Aos poucos vamos descobrindo que existe um movimento que quer encontrar o momento certo para se rebelar e é esse sopro de esperança que vai nos movendo em meio a tantas cenas duras. June e Moira (Samira Wiley), amiga que ela tinha antes mesmo do regime se iniciar e que ela acabou encontrando em Gilead, tentam escapar uma vez, mas apenas Moira consegue embarcar no trem. A punição para June é pesada, como tudo na vida daquelas mulheres.

Um dos episódios mais chocantes da temporada mostra quando uma comitiva do México visita a casa do comandante Waterford. June vê ali a oportunidade de pedir socorro, mas a grande decepção é quando descobrimos que outras nações procuram replicar exatamente o mesmo método utilizado com as Aias e, portanto, não estão nem um pouco preocupados com o que está acontecendo de fato em Gilead. 

Outro ponto abordado pela série é como Luke (O.T. Fagbenle), esposo de June, consegue escapar para o Canadá e como faz de tudo para tentar resgatar sua esposa e filha. É por ele que vemos como a tomada do país foi violenta e como não será fácil para June abandonar os EUA, já que suas fronteiras estão fortemente protegidas. Apesar do amor existente entre os dois, anos se passam e June acaba se envolvendo com Nick (Max Minghella), motorista do comandante. Ao final da temporada a Aia descobre estar grávida dele, mas claro que essa parte da paternidade foi omitida de Fred.

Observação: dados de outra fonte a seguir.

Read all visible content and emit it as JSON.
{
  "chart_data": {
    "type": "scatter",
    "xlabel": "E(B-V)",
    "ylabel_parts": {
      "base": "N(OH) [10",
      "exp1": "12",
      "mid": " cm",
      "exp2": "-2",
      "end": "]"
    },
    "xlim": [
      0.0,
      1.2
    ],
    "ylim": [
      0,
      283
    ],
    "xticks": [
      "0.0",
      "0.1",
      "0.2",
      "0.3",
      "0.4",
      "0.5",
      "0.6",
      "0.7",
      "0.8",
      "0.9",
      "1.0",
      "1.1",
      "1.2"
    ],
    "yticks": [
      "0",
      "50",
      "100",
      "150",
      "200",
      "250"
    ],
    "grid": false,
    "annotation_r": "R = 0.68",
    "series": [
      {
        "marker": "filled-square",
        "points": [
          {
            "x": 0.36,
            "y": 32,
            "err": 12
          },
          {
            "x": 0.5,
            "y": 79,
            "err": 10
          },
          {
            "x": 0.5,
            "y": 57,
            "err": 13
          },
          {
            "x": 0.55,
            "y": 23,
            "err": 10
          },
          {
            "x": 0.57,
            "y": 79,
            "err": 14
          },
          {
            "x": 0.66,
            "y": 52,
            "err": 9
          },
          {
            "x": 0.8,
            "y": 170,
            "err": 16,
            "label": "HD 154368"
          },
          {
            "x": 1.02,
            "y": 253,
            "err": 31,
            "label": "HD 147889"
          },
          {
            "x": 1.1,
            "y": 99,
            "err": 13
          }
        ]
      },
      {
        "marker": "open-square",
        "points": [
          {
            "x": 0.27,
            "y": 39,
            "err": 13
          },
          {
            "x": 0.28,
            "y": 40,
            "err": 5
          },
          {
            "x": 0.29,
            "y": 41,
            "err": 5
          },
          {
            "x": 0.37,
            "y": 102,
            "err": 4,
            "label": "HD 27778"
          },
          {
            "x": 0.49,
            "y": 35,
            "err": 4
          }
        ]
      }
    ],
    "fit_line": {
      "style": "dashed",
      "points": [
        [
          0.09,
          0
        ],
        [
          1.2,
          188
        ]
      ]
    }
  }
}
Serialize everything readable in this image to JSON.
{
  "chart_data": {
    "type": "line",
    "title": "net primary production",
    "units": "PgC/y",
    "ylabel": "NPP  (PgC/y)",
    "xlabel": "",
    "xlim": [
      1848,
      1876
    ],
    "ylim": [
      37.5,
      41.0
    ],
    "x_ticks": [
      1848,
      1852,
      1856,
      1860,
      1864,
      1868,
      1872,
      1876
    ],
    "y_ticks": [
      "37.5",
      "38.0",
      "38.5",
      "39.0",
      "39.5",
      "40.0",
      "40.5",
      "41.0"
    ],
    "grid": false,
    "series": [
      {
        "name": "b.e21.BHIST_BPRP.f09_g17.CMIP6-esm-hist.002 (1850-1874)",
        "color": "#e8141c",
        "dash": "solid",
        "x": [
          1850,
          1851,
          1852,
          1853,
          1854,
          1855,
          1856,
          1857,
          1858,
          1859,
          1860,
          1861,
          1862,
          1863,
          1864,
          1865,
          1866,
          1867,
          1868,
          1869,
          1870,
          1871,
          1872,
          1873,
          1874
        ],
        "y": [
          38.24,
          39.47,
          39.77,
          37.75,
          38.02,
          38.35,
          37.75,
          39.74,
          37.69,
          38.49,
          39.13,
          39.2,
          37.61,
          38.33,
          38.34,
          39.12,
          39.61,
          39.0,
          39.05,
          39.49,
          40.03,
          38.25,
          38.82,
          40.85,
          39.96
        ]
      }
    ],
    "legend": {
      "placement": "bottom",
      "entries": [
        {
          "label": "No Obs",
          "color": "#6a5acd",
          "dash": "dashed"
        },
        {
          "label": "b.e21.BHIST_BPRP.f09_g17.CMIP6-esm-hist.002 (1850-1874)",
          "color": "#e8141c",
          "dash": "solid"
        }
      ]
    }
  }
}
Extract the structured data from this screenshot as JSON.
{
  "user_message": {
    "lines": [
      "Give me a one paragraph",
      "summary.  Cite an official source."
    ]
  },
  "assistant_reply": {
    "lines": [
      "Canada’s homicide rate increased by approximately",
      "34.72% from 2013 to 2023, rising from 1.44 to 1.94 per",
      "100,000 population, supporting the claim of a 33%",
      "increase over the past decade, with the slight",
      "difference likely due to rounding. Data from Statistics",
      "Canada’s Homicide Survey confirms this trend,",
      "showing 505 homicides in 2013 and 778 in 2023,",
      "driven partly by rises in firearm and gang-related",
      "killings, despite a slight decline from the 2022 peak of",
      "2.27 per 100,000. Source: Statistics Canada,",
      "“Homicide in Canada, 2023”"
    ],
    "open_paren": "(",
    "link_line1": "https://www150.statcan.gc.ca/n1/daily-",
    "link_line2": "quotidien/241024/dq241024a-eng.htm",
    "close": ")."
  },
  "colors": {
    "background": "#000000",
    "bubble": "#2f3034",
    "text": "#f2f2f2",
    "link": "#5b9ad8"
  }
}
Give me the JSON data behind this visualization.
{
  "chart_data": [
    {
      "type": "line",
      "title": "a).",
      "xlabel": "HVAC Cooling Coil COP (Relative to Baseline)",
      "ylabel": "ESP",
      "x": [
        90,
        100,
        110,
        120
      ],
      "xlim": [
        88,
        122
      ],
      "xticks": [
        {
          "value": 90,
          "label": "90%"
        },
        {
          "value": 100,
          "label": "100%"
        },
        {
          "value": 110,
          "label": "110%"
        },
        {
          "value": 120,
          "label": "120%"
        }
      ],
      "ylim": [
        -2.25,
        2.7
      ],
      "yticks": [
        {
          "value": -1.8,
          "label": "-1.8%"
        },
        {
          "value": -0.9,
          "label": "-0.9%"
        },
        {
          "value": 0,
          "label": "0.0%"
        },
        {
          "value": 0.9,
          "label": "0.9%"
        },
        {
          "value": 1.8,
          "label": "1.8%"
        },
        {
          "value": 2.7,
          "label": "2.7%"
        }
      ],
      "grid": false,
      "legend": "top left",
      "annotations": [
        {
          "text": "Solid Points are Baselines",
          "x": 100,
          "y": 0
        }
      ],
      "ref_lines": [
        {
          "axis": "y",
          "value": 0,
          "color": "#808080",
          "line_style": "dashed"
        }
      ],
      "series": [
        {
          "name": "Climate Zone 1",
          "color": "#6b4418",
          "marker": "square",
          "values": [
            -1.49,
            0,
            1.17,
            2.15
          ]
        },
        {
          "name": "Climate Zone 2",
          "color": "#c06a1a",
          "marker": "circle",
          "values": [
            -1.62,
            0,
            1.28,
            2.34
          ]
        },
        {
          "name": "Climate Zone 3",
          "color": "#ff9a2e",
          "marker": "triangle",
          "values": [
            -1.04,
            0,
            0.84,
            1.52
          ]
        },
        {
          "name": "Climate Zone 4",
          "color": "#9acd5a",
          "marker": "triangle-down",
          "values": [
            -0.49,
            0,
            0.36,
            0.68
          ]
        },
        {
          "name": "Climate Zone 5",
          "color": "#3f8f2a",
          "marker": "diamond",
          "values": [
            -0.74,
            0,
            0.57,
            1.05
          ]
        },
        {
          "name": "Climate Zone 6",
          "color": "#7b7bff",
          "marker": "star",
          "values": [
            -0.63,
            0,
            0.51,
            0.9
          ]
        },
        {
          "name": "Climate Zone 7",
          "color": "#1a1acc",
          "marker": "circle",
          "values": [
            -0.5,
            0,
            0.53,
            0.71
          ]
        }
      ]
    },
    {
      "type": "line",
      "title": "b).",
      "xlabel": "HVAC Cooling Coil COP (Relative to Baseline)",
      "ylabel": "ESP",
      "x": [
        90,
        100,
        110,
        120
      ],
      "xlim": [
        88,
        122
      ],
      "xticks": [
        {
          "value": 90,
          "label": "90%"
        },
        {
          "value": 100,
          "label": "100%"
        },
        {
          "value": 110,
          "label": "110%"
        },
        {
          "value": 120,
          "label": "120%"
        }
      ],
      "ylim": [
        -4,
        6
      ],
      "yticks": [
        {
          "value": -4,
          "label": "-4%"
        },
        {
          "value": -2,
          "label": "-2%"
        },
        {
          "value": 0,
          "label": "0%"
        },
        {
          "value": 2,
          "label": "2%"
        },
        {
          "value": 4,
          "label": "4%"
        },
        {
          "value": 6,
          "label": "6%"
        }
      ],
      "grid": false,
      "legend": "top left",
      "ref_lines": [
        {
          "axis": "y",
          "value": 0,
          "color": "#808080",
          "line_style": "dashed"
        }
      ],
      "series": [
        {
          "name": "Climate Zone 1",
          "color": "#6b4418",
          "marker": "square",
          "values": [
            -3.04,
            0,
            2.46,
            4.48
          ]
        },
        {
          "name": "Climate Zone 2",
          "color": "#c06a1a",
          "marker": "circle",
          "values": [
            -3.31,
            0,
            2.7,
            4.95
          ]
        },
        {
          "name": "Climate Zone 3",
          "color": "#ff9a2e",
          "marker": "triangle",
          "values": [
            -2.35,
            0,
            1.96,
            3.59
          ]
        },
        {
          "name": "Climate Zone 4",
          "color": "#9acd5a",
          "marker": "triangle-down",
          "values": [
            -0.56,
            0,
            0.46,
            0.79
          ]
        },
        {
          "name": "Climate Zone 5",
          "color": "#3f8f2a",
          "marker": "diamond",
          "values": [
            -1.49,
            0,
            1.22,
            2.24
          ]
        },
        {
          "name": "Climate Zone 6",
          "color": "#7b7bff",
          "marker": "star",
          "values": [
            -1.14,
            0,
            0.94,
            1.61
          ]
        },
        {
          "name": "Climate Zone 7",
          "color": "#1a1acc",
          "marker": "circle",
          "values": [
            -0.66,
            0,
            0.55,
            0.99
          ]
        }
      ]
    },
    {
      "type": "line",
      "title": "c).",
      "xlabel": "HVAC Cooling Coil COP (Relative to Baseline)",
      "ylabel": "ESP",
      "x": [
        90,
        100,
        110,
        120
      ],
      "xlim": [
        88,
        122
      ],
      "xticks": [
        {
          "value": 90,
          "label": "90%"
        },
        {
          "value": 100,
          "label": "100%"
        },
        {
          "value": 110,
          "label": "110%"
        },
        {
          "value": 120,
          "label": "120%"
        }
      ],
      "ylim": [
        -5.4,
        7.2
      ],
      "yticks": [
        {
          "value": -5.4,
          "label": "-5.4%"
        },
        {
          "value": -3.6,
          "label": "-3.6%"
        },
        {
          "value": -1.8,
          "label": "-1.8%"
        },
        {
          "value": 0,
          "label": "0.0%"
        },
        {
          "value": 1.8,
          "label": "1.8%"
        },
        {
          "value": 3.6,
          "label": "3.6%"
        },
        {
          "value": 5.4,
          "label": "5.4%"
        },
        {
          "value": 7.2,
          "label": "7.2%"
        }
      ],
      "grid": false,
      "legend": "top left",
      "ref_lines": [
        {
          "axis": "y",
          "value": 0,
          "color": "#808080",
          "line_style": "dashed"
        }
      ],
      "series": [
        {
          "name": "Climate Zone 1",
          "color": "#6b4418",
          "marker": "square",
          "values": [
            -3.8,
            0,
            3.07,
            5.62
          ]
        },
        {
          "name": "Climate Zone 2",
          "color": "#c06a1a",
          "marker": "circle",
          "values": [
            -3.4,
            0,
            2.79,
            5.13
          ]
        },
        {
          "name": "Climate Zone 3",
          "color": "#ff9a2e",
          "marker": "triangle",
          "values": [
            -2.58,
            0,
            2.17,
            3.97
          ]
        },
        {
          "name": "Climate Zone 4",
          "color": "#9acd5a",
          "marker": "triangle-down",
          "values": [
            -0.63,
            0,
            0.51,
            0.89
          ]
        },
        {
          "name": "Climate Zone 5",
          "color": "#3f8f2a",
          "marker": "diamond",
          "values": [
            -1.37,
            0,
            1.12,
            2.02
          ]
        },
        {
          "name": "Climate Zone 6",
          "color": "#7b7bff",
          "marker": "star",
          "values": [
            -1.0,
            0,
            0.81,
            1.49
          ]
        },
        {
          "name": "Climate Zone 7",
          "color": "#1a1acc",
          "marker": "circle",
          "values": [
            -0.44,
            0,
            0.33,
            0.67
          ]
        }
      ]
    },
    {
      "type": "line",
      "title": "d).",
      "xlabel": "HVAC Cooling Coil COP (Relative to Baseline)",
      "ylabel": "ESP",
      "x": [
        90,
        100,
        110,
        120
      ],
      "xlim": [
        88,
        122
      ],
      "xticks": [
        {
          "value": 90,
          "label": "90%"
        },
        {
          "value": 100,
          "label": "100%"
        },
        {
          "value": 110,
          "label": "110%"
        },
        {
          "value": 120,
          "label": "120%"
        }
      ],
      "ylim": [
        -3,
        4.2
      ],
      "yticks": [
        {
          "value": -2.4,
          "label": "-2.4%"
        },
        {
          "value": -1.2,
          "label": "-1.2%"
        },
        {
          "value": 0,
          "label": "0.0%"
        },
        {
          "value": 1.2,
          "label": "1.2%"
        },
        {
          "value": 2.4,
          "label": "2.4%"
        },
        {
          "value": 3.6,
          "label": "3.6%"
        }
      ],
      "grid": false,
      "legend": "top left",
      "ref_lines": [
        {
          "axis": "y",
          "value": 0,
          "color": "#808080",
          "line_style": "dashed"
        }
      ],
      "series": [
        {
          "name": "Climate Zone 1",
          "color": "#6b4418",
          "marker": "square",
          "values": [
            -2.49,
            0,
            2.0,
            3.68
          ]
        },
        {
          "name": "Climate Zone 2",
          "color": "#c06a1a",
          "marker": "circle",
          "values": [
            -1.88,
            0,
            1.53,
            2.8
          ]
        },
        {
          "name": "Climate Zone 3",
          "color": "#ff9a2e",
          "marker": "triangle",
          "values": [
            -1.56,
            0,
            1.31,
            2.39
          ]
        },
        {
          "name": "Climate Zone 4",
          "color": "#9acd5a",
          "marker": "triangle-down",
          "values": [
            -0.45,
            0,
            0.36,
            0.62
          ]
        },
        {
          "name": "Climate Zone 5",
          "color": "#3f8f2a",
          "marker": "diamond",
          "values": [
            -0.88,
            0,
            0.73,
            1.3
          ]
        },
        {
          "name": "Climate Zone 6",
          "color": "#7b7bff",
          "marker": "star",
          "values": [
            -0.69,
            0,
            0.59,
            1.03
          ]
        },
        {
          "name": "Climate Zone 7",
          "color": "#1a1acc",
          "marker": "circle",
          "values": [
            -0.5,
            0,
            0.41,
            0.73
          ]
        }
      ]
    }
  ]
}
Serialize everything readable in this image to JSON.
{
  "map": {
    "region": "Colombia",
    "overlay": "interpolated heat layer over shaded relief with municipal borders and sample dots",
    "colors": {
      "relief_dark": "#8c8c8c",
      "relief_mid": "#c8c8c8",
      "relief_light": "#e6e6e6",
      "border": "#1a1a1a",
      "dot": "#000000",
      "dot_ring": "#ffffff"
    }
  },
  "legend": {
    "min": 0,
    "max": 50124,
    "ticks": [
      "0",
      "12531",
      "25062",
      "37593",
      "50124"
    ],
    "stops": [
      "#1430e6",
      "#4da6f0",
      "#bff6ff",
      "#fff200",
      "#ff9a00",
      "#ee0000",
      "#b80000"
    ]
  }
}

A primeira temporada termina, portanto, repleta de ganchos e possibilidades. Sim, ficam questões em aberto, mas não enxergo isso como um problema, já que boa parte é respondida em temporadas futuras e o objetivo aqui é exatamente instigar e permitir ao espectador especular acerca de possibilidades. Considero a introdução mais que ideal para esse mundo, que apesar de distópico, é tão atual. As atuações são fascinantes e a mensagem profunda. Não é à toa que essa temporada faturou inúmeros prêmios, incluindo o Emmy de melhor série dramática, atriz para Elisabeth Moss, e atriz coadjuvante para Ann Dowd que interpreta a intimidadora tia Lydia.

As três primeiras temporadas da série estão disponíveis no Globoplay.